THE Pavillion Theatre in Glasgow has hit out at the Scottish Government, accusing it of "giving with one hand and tightening the grip with the other".

After the First Minister announced that Scotland will move "beyond level zero" restrictions in a move to return Scotland to normality, the Pavilion Theatre took to social media to express their concerns.

The reaction post said that it was good to hear that they can re-open but said the First Minister also "put a dampener" on the announcement.

On Twitter the statement read: “It was good to hear that on one hand we can re-open without any social distancing restrictions from Monday, and it has been a long time coming.

“However, it was disappointing to hear that the Scottish Government have decided it should be with face coverings at all times and the First Minister decided to put a dampener on this by saying ‘if you are going into a crowded place, you should maintain social distancing’, and the worst blow was ‘you should avoid crowded places.’


“Either there is social distancing or there is not, what is the point of re-opening crowded places if the powers that be continuously warn people against going to these.”
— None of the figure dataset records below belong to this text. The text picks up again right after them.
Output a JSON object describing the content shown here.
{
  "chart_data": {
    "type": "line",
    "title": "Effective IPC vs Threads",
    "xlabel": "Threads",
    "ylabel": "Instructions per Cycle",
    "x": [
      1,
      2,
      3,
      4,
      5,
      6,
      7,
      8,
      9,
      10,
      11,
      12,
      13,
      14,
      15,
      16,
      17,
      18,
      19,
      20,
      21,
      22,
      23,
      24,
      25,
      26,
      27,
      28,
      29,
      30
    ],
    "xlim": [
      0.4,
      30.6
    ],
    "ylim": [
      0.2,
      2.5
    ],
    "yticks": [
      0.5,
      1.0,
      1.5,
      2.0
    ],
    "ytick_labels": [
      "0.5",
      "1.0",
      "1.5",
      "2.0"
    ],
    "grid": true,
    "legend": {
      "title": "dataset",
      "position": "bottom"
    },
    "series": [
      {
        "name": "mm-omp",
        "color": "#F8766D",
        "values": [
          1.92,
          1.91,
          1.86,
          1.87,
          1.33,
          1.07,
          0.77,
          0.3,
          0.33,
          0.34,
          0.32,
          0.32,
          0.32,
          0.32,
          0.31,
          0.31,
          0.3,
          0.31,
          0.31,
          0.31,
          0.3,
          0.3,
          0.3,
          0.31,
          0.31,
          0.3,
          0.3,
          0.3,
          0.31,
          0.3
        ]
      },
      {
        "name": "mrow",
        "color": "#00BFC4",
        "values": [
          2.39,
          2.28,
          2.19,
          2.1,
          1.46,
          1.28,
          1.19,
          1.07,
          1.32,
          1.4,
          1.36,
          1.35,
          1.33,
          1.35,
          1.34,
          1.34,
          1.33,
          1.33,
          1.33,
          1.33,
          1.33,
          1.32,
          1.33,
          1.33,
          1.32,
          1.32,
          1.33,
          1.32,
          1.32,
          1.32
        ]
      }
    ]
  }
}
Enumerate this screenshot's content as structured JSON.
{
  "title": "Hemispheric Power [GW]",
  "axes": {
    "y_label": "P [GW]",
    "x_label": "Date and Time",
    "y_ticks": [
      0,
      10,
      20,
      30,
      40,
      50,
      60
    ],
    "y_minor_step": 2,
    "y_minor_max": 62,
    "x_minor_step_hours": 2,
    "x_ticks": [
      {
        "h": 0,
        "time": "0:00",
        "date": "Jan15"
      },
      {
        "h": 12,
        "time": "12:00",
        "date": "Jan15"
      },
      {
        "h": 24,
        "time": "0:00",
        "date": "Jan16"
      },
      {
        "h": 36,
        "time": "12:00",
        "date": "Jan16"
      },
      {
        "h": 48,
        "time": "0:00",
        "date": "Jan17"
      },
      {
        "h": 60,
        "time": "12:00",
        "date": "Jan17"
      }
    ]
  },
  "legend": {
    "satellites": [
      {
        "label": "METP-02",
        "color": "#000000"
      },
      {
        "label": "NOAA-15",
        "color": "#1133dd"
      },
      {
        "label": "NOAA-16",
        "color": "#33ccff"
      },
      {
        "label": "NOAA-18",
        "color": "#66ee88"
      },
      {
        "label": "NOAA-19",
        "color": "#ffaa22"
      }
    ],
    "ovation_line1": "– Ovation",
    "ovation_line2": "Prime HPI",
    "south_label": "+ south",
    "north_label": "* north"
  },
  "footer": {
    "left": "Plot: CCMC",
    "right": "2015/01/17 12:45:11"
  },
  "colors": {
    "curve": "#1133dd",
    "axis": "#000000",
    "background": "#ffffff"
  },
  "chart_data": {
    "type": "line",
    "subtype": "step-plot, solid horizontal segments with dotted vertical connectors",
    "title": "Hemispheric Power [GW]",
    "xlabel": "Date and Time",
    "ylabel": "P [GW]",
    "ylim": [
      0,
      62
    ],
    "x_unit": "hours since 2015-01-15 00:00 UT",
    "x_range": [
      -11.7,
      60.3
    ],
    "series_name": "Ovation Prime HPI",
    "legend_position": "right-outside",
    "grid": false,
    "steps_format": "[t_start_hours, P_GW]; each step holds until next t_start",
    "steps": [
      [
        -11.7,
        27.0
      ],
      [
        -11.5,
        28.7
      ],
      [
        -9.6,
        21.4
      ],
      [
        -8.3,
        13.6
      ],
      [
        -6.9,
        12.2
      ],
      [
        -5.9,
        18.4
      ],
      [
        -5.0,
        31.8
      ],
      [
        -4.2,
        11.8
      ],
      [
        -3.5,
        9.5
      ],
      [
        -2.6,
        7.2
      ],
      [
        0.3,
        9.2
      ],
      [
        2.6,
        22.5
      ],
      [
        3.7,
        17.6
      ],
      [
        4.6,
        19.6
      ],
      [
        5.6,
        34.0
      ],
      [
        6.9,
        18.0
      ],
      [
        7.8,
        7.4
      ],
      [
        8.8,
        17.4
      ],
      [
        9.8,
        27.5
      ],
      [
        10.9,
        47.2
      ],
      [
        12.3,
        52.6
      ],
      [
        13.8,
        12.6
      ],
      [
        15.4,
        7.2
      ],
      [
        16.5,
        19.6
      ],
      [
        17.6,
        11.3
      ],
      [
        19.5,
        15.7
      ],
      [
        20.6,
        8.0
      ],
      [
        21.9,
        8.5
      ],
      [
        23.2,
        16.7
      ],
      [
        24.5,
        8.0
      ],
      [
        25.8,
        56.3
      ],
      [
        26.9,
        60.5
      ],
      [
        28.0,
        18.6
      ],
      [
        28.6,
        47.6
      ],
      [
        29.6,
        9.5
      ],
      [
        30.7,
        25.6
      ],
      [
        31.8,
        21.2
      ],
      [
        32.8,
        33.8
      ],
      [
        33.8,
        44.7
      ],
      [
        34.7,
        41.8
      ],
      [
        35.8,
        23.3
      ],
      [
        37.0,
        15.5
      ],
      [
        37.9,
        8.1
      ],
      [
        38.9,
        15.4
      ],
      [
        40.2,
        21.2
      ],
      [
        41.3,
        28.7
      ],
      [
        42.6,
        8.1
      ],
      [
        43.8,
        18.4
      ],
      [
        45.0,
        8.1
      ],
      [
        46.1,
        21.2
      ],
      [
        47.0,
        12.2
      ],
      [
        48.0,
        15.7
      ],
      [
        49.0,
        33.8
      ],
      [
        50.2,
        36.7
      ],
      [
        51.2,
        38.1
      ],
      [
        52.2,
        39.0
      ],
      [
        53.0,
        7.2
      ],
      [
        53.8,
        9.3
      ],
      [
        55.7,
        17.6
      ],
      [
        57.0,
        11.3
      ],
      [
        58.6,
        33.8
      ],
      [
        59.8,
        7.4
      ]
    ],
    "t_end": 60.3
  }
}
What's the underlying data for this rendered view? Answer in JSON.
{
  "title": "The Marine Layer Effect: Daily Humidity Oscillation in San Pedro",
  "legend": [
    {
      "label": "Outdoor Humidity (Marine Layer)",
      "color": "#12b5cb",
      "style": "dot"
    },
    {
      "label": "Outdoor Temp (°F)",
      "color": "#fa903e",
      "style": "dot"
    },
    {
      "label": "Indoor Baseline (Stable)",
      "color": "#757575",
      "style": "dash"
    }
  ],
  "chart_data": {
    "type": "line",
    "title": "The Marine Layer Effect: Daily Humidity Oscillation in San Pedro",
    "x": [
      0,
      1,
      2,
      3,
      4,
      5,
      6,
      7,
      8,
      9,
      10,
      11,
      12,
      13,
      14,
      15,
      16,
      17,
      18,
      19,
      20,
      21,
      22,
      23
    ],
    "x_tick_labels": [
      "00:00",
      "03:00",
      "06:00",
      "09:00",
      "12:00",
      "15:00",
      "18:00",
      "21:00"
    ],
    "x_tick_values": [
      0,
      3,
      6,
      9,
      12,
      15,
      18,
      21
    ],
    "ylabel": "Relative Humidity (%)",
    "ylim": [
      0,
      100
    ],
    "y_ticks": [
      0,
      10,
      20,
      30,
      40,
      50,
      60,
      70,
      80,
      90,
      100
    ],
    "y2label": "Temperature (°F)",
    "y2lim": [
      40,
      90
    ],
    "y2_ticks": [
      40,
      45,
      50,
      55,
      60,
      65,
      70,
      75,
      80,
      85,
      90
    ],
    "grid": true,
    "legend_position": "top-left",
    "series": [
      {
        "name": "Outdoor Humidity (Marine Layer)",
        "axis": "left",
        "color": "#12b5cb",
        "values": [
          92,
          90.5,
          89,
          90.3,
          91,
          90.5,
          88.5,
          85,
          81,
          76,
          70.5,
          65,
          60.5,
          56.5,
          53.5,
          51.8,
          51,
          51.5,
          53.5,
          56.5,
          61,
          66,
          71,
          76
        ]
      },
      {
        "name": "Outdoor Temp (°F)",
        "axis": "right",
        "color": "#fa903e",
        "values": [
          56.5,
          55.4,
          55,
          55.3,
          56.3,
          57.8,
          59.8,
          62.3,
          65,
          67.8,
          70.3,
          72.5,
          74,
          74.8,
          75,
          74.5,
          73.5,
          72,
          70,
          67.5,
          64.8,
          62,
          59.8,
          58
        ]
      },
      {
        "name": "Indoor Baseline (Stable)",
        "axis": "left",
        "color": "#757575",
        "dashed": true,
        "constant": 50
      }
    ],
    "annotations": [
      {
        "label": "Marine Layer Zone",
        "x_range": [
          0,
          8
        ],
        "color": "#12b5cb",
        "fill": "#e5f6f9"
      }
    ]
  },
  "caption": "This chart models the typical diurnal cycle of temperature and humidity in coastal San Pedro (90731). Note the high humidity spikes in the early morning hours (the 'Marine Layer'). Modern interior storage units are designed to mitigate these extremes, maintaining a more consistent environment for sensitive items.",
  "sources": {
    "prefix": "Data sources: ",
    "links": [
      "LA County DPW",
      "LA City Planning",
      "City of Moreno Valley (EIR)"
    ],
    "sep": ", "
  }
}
In the open letter signed by Iain Gordon, he called for the Scottish Government to lay out "precise decisions and clear guidance" to allow the theatre industry to move forward without the fear of financial risks.

In the First Minister's announcment yesterday she stated that although physical distancing is not a legal mandate, people should continue to exercise caution.

Face coverings will also be required in most indoor settings. 

She said: "Even though the law will not stipulate physical distancing from Monday, we will continue to advise the public that - especially indoors - keeping a safe distance from people in other households and avoiding crowded places will minimise risk. 

"Remember that keeping some distance from people in other households and avoiding crowded indoor places - even if no longer legally mandated – these are still sensible precautions."